Vasile Miriuta über Geyer, Cottbus und Champagner

»Ede Geyer verbesserte meine Freistöße«

Was hat Ihnen damals eigentlich die Sicherheit gegeben, aus einem ruhenden Ball Gefahr zu erzeugen?
Mein Technik. Ich wusste, dass ich gut genug bin, einen Freistoß über die Mauer ins Tor zu zirkeln. Ganz einfach.

Ganz einfach? Bei Cristiano Ronaldo und Co. sieht das heute nach ganz großem Spektakel aus.
Pah! (steht auf und ahmt, in Badelatschen und Trainingsanzug, Ronaldos typische Freistoß-Show nach) Diesen ganzen Kram braucht doch kein Mensch. Ronaldo ist ein großartiger Fußballer, der könnte auch einfach ganz normal Anlauf nehmen und das Ding reinknallen.

Und was ist mit Mario Baslers Geheimtipp: immer das Ventil nach oben? Auch Quatsch?
Meiner Meinung nach ja. Mario hätte seine Tore auch gemacht, wenn das Ventil im Dreck gelegen hätte.

Wie haben Sie Freistöße trainiert?

Bis ich nach Cottbus kam ganz klassisch. Nach dem Training habe ich mir das Ballnetz geschnappt und ein Ding nach dem anderen über die Plastikmauer geschlenzt. Irgendwann schaute mir Ede Geyer dabei zu. Ich sagte: »Trainer, schau, alle drin!« Er antwortete: »Aber du machst es falsch.« Ich zu ihm: »Trainer, was mache ich falsch, wenn alle reingehen?« Er: »Du legst Dir hier ganz in Ruhe 20 Bälle hin und schießt. Das ist unrealistisch.«

Was meinte er damit?
Dass ich während des Spiels unter ganz anderen Voraussetzungen schießen müsste. Nach 80 Minuten in einem laufintensiven Spiel, ordentlich aus der Puste und mit nur wenigen Sekunden zum Durchatmen. Also machte ich folgendes: Vor jedem Freistoß rannte ich zehn Meter vor und zehn Meter zurück. Und erhöhte tatsächlich meine Trefferquote. Ede Geyer war schon ein Fuchs.
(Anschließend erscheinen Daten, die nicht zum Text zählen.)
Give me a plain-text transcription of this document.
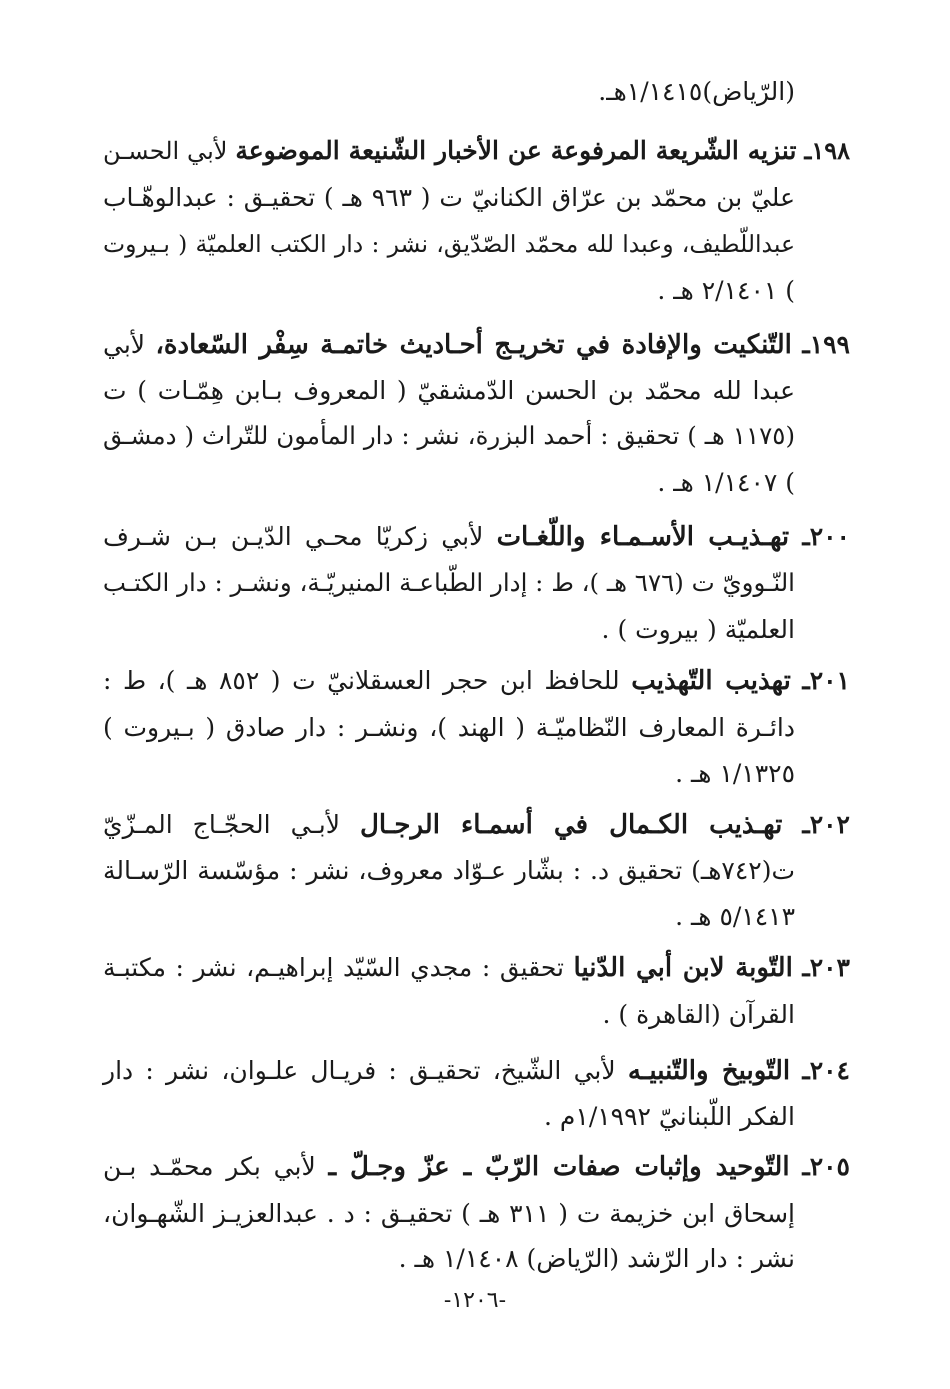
(الرّياض)١/١٤١٥هـ.
١٩٨ـ تنزيه الشّريعة المرفوعة عن الأخبار الشّنيعة الموضوعة لأبي الحسـن
عليّ بن محمّد بن عرّاق الكنانيّ ت ( ٩٦٣ هـ ) تحقيـق : عبدالوهّـاب
عبداللّطيف، وعبدا لله محمّد الصّدّيق، نشر : دار الكتب العلميّة ( بـيروت
) ٢/١٤٠١ هـ .
١٩٩ـ التّنكيت والإفادة في تخريـج أحـاديث خاتمـة سِفْر السّعادة، لأبي
عبدا لله محمّد بن الحسن الدّمشقيّ ( المعروف بـابن هِمّـات ) ت
(١١٧٥ هـ ) تحقيق : أحمد البزرة، نشر : دار المأمون للتّراث ( دمشـق
) ١/١٤٠٧ هـ .
٢٠٠ـ تهـذيـب الأسـمـاء واللّغـات لأبي زكريّا محـي الدّيـن بـن شـرف
النّـوويّ ت (٦٧٦ هـ )، ط : إدار الطّباعـة المنيريّـة، ونشـر : دار الكتـب
العلميّة ( بيروت ) .
٢٠١ـ تهذيب التّهذيب للحافظ ابن حجر العسقلانيّ ت ( ٨٥٢ هـ )، ط :
دائـرة المعارف النّظاميّـة ( الهند )، ونشـر : دار صادق ( بـيروت )
١/١٣٢٥ هـ .
٢٠٢ـ تهـذيب الكـمال في أسمـاء الرجـال لأبـي الحجّـاج المـزّيّ
ت(٧٤٢هـ) تحقيق د. : بشّار عـوّاد معروف، نشر : مؤسّسة الرّسـالة
٥/١٤١٣ هـ .
٢٠٣ـ التّوبة لابن أبي الدّنيا تحقيق : مجدي السّيّد إبراهيـم، نشر : مكتبـة
القرآن (القاهرة ) .
٢٠٤ـ التّوبيخ والتّنبيـه لأبي الشّيخ، تحقيـق : فريـال علـوان، نشر : دار
الفكر اللّبنانيّ ١/١٩٩٢م .
٢٠٥ـ التّوحيد وإثبات صفات الرّبّ ـ عزّ وجـلّ ـ لأبي بكر محمّـد بـن
إسحاق ابن خزيمة ت ( ٣١١ هـ ) تحقيـق : د . عبدالعزيـز الشّهـوان،
نشر : دار الرّشد (الرّياض) ١/١٤٠٨ هـ .
-١٢٠٦-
Also ist es nur eine Frage der Übung, ein guter Freistoßschütze zu werden?
Training macht dich besser. Aber das Talent ist da oder eben nicht. Ich zum Beispiel wurde mit meiner doch sehr ordentlichen Technik geboren. Und habe dann versucht, das Beste draus zu machen.

Vasile Miriuta, lieben Sie Ihren Beruf?
Ich liebe Fußball. Also: ja.

Warum?
Erstens: Weil ich mein Herz schon mit sechs Jahren an dieses Spiel verschenkt habe. Also vor 41 Jahren. Es muss Liebe sein. Und zweitens: Weil mir nur der Fußball Momente schenken kann, wie neulich beim 1:0-Sieg gegen Dresden. Zumindest für ein paar Sekunden denkst du, dass du den Mount Everest in Badelatschen besteigen könntest. Ich habe keine Ahnung von Drogen. Aber genauso dürfte sich ein guter Trip anfühlen.